Für Marc verläuft sein Leben nach Plan. Er ist jung verheiratet, ein Baby ist unterwegs, das neue Heim liegt praktischerweise neben dem Haus der Eltern und die Karriere als Polizist scheint vorgezeichnet. Doch eines Tages ändert sich alles: Denn Marc lernt bei einem Lehrgang Kay kennen, einen neuen Kollegen. Aus einer kumpelhaften Freundschaft wird schnell mehr. Marc fühlt sich von Kai angezogen, verliebt sich in ihn. Und der freie Fall beginnt. In Stephan Lacants eindringlichem Drama geht es um so viel mehr als eine homosexuelle Liebesgeschichte. Durch die neu erwachten Gefühle ist Marc gezwungen, seinen kompletten Lebensentwurf, seine Identität und seine Rolle in der Gesellschaft neu zu bewerten und zu definieren. Dass dies nicht ohne Komplikationen geschehen kann, zeigt der Film kompromiss- und schonungslos. Hanno Koffler in der Hauptrolle gelingt es, Marcs Konflikt glaubwürdig zu verkörpern. Man spürt seine innere Zerrissenheit zwischen Pflichtbewusstsein und seiner neuen Sehnsucht. Max Riemelt als Verführer Kay überzeugt schauspielerisch ebenfalls auf ganzer Linie. Am Ende fasst Marc Mut, sich gegen den konservativen Erwartungsdruck einer spießigen und heuchlerischen Gesellschaft zu stellen. Doch wohin ihn nun sein Leben führt, lässt dieser sorgfältig komponierte Film offen.

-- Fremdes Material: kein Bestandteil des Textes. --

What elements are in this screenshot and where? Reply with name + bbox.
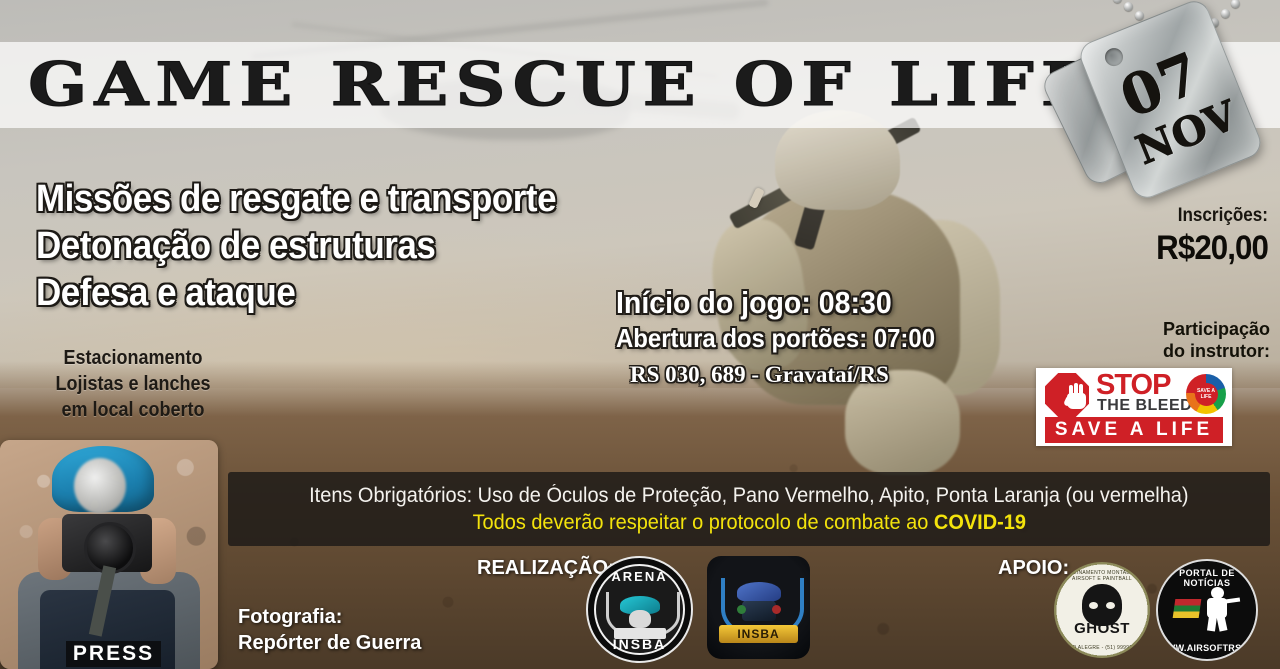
game-start-time: Início do jogo: 08:30 <box>616 284 1002 321</box>
instructor-line-2: do instrutor: <box>1098 340 1270 362</box>
microphone-windscreen-icon <box>74 458 126 514</box>
skull-icon <box>629 610 651 628</box>
airsoftrs-logo[interactable]: PORTAL DE NOTÍCIAS WWW.AIRSOFTRS.COM <box>1156 559 1258 661</box>
covid-protocol-text: Todos deverão respeitar o protocolo de c… <box>472 509 1025 537</box>
soldier-silhouette-icon <box>1202 587 1234 631</box>
stb-tagline: SAVE A LIFE <box>1045 417 1223 443</box>
amenities-list: Estacionamento Lojistas e lanches em loc… <box>18 345 248 423</box>
photo-credit-label: Fotografia: <box>238 604 421 630</box>
fee-label: Inscrições: <box>1124 204 1268 228</box>
venue-address: RS 030, 689 - Gravataí/RS <box>630 361 1036 389</box>
stb-seal-icon: SAVE A LIFE <box>1186 374 1226 414</box>
feature-item: Missões de resgate e transporte <box>36 176 606 223</box>
portal-logo-bottom-text: WWW.AIRSOFTRS.COM <box>1158 643 1256 653</box>
ghost-logo-arc-bottom: PORTO ALEGRE - (51) 99999-9999 <box>1056 645 1148 651</box>
arena-logo-bottom-text: INSBA <box>588 636 691 652</box>
event-poster: GAME RESCUE OF LIFE Missões de resgate e… <box>0 0 1280 669</box>
insba-logo[interactable]: INSBA <box>707 556 810 659</box>
page-title: GAME RESCUE OF LIFE <box>28 46 1200 126</box>
mandatory-items-text: Itens Obrigatórios: Uso de Óculos de Pro… <box>309 482 1188 509</box>
arena-insba-logo[interactable]: ARENA INSBA <box>586 556 693 663</box>
stop-the-bleed-logo: STOP THE BLEED® SAVE A LIFE SAVE A LIFE <box>1036 368 1232 446</box>
amenity-item: Estacionamento <box>30 345 237 371</box>
amenity-item: Lojistas e lanches <box>30 371 237 397</box>
dog-tag-date: 07 NOV <box>1040 0 1280 190</box>
covid-label: COVID-19 <box>934 511 1026 534</box>
photo-credit-name: Repórter de Guerra <box>238 630 421 656</box>
fee-amount: R$20,00 <box>1121 228 1268 268</box>
photo-credit: Fotografia: Repórter de Guerra <box>238 604 421 656</box>
instructor-line-1: Participação <box>1098 318 1270 340</box>
covid-prefix: Todos deverão respeitar o protocolo de c… <box>472 511 933 534</box>
instructor-note: Participação do instrutor: <box>1098 318 1270 362</box>
gates-open-time: Abertura dos portões: 07:00 <box>616 321 1002 355</box>
ghost-logo[interactable]: TREINAMENTO MONTADO - AIRSOFT E PAINTBAL… <box>1054 562 1150 658</box>
amenity-item: em local coberto <box>30 397 237 423</box>
insba-banner-text: INSBA <box>719 625 798 643</box>
feature-list: Missões de resgate e transporte Detonaçã… <box>36 176 656 317</box>
war-photographer-photo: PRESS <box>0 440 218 669</box>
arena-logo-top-text: ARENA <box>588 569 691 584</box>
stb-word-stop: STOP <box>1096 370 1170 400</box>
stb-seal-text: SAVE A LIFE <box>1195 383 1218 406</box>
ghost-logo-text: GHOST <box>1056 620 1148 637</box>
registration-fee: Inscrições: R$20,00 <box>1108 204 1268 268</box>
feature-item: Detonação de estruturas <box>36 223 606 270</box>
feature-item: Defesa e ataque <box>36 270 606 317</box>
requirements-banner: Itens Obrigatórios: Uso de Óculos de Pro… <box>228 472 1270 546</box>
stop-sign-icon <box>1045 373 1089 417</box>
press-vest-badge: PRESS <box>66 641 161 667</box>
raised-hand-icon <box>1065 382 1088 409</box>
ghost-logo-arc-top: TREINAMENTO MONTADO - AIRSOFT E PAINTBAL… <box>1056 570 1148 582</box>
schedule-block: Início do jogo: 08:30 Abertura dos portõ… <box>616 284 1036 389</box>
portal-logo-top-text: PORTAL DE NOTÍCIAS <box>1158 568 1256 588</box>
soldier-figure <box>620 70 1050 470</box>
rs-flag-icon <box>1173 599 1202 618</box>
beret-icon <box>737 582 781 602</box>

Ein starkes Drama, aufrüttelnd und authentisch.

Filminfos

Jury-Begründung

Prädikat besonders wertvoll

Das Schwulendrama erzählt von dem jungen Polizisten Marc, dessen Leben auf den ersten Blick mustergültig wirkt: Er ist glücklich verheiratet, seine Frau Bettina erwartet ein Kind, beruflich ist er in die Fußstapfen seines Vaters getreten, der ebenfalls bei der Polizei war. Doch dieses Leben ist auf einer Lüge errichtet. Als er sich in den Kollegen Kay verliebt, spürt er, dass er Neigungen und Bedürfnisse lange Zeit unterdrückt hat. Um seine Liebschaft geheim zu halten, verstrickt er sich nach und nach in ein Gewebe von Lügen, aus dem es irgendwann kein Entrinnen mehr gibt. Damit beginnt der Titel gebende freie Fall. Dieser Fall ist dramaturgisch sehr behutsam ausgearbeitet und mit einigen spannenden retardierenden Momenten und Wendungen versehen. Immer wieder scheint Marc die Fassade seines bürgerlichen Lebens bewahren zu können. Doch dann wiegt er sich wieder allzu sehr in Sicherheit. Vor allem, wenn Marcs Mutter von den sexuellen Neigungen ihres Sohnes erfährt, grenzt es schon fast an Naivität, dass Marc glaubt, seine Frau werde nichts davon erfahren. Es kommt, wie es kommen muss. Marc verliert alles. Doch am Ende zeigt sich auch, dass er mit seinem Outing zumindest einen entscheidenden Schritt hin zu einem gesunden Selbstbewusstsein gegangen ist.
Dieses Ende (Marc läuft seinen Kollegen beim Sport davon), das auf den Anfang verweist (Marc bekommt beim Laufen Seitenstechen), ist symptomatisch für den Aufbau des ganzen Films. Hier wird nichts dem Zufall überlassen, mit großer Sorgfalt wird die Handlung entwickelt. Die Figuren sind fein gezeichnet und präzise gespielt. Vor allem die beiden Hauptfiguren Marc und Kay zeichnen sich durch bemerkenswerte Ambivalenz aus. Die Nebenfiguren sind dann stereotyper, wenn es der Handlungsführung dient. Sten Mendes Kamera lässt den Akteuren den notwendigen Raum, sich zu entfalten, legt zugleich aber auch viel Wert auf ästhetische Wirkkraft. Die Musik der Filmkomponisten Dürbeck & Dohmen schafft eine suggestive Atmosphäre. Dem Team um den Regisseur und Drehbuchautor Stephan Lacant ist damit ein Stück kraftvolles Kino gelungen.